2.4 Features Extraction
The radiomics features and deep learning features were extracted from multiphase CT images of patients with BC, respectively. We used an open-source python-based package Pyradiomics (https://pyradiomics.readthedocs.io/en/latest/) for image preprocessing and radiomics feature extraction of ROI images[18]. To make features reproducible, an interclass correlation coefficient (ICC) higher than 0.75 was considered credible.
Resnet 50 was used to extract deep learning features, The cropped single ROI area was copied into three images to fit the RGB three channels of the model, the input area was 224x224 pixels, and the transfer learning took the pretrained weights of Resnet 50 on the ImageNet dataset as the initial weights of the model, The model was fine-tuned using our data. Resnet50 was adjusted from the original multi-classification task to a binary classification task, we extracted the deep learning features from the last layer of resnet50, and the PAC algorithm further compressed the deep learning features.
We normalized all variables, correlations between features were measured using Spearman algorithm, If the correlation coefficient between the two features was greater than 0.9, one of them was excluded. The least absolute shrinkage and selection operator (LASSO) algorithm with 10-fold cross-validation was utilized to select the optimal features.
2.5 Development and Validation of DLRN
RBF-SVM was used to develop radiomics signature and deep learning signature.
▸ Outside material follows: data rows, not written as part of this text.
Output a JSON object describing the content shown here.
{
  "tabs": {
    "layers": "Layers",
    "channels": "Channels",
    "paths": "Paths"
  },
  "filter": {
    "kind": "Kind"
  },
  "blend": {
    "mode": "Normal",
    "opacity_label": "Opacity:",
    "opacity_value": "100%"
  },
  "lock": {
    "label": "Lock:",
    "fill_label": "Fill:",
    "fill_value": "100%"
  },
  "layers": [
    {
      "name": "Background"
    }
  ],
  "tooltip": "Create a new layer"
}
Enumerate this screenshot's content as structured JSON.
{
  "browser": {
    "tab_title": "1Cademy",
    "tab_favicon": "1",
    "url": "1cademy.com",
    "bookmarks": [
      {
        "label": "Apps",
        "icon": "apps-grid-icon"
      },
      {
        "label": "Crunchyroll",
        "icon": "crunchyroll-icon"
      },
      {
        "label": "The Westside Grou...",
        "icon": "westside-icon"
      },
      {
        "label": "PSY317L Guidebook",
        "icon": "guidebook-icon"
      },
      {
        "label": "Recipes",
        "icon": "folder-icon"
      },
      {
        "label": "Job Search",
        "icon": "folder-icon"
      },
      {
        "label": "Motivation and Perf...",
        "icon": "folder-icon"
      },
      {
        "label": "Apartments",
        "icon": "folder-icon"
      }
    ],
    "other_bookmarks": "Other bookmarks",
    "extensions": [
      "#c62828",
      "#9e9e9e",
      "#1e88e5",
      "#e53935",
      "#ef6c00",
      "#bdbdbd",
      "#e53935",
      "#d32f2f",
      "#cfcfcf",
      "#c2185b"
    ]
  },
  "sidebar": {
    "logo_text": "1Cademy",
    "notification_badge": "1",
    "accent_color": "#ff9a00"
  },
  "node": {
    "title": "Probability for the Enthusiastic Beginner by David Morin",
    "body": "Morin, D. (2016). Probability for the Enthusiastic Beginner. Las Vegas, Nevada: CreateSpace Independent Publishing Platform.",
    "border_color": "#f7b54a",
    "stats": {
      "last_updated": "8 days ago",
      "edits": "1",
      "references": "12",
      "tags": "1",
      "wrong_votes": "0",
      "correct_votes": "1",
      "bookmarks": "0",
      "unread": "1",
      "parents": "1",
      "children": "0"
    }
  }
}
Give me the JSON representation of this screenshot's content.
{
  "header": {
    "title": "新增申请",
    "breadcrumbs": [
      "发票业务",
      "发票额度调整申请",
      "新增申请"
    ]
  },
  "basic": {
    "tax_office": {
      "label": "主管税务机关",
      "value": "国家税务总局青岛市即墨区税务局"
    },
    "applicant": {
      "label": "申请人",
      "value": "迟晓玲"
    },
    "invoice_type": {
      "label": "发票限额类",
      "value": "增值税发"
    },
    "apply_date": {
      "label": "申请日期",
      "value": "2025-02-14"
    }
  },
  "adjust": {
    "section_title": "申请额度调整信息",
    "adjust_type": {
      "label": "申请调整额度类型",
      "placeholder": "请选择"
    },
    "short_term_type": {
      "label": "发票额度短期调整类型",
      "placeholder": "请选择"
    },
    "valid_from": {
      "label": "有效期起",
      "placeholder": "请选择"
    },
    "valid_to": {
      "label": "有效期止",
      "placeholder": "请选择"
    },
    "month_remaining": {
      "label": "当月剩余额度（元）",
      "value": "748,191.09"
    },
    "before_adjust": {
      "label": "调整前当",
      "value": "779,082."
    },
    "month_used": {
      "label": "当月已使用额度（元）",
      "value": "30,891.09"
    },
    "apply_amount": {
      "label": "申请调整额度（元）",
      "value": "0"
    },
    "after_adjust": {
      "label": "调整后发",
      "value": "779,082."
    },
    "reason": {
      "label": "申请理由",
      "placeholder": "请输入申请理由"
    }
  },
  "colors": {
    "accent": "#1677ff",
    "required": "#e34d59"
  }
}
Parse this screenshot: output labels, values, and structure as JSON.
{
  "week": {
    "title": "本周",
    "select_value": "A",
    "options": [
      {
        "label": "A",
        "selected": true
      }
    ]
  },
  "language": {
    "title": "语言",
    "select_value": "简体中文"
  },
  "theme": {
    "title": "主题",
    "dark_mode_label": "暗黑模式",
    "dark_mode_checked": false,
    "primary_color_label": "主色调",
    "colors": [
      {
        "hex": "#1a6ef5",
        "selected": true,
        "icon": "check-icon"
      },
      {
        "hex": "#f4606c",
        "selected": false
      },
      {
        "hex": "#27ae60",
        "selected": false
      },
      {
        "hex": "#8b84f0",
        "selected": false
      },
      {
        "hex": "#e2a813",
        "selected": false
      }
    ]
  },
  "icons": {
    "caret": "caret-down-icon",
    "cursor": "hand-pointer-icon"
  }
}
DLRN was also developed by adding Clinical independent predictor features on the basis of radiomics signature and deep learning signature. Receiver operating characteristic (ROC) curves were used to calculate the area under the curve (AUC) with 95% confidence interval (CI), sensitivity (SEN), specificity (SPE), accuracy (ACC), positive predictive value (PPV) and negative predictive value (NPV) to evaluate the performance of these models. We used the Hosmer-lemeshow goodness-of-fit test for DLRN and draw the calibration curve[15]. The Decision curve analysis (DCA) of all models was performed to quantify the net benefit of patients under different threshold probabilities in the cohort to assess the clinical value of the predictive models in our study [20].
2.6 Statistical Analysis
All statistical works in our study were conducted in R studio (version 4.1.1). Univariate analysis was used to select statistically significant clinical characteristics (p < 0.05). The independent t-tests or Wilcoxon rank sum tests was used to compare the continuous data, chi-square cross-tabulation test or Fisher’s exact test were used to compare the differences of categorical variables. The Delong test was used to compare the AUC between the models. Hosmer-lemeshow performs a goodness-of-fit test for DLRN, p > 0.05 indicates that model has excellent fitting effect.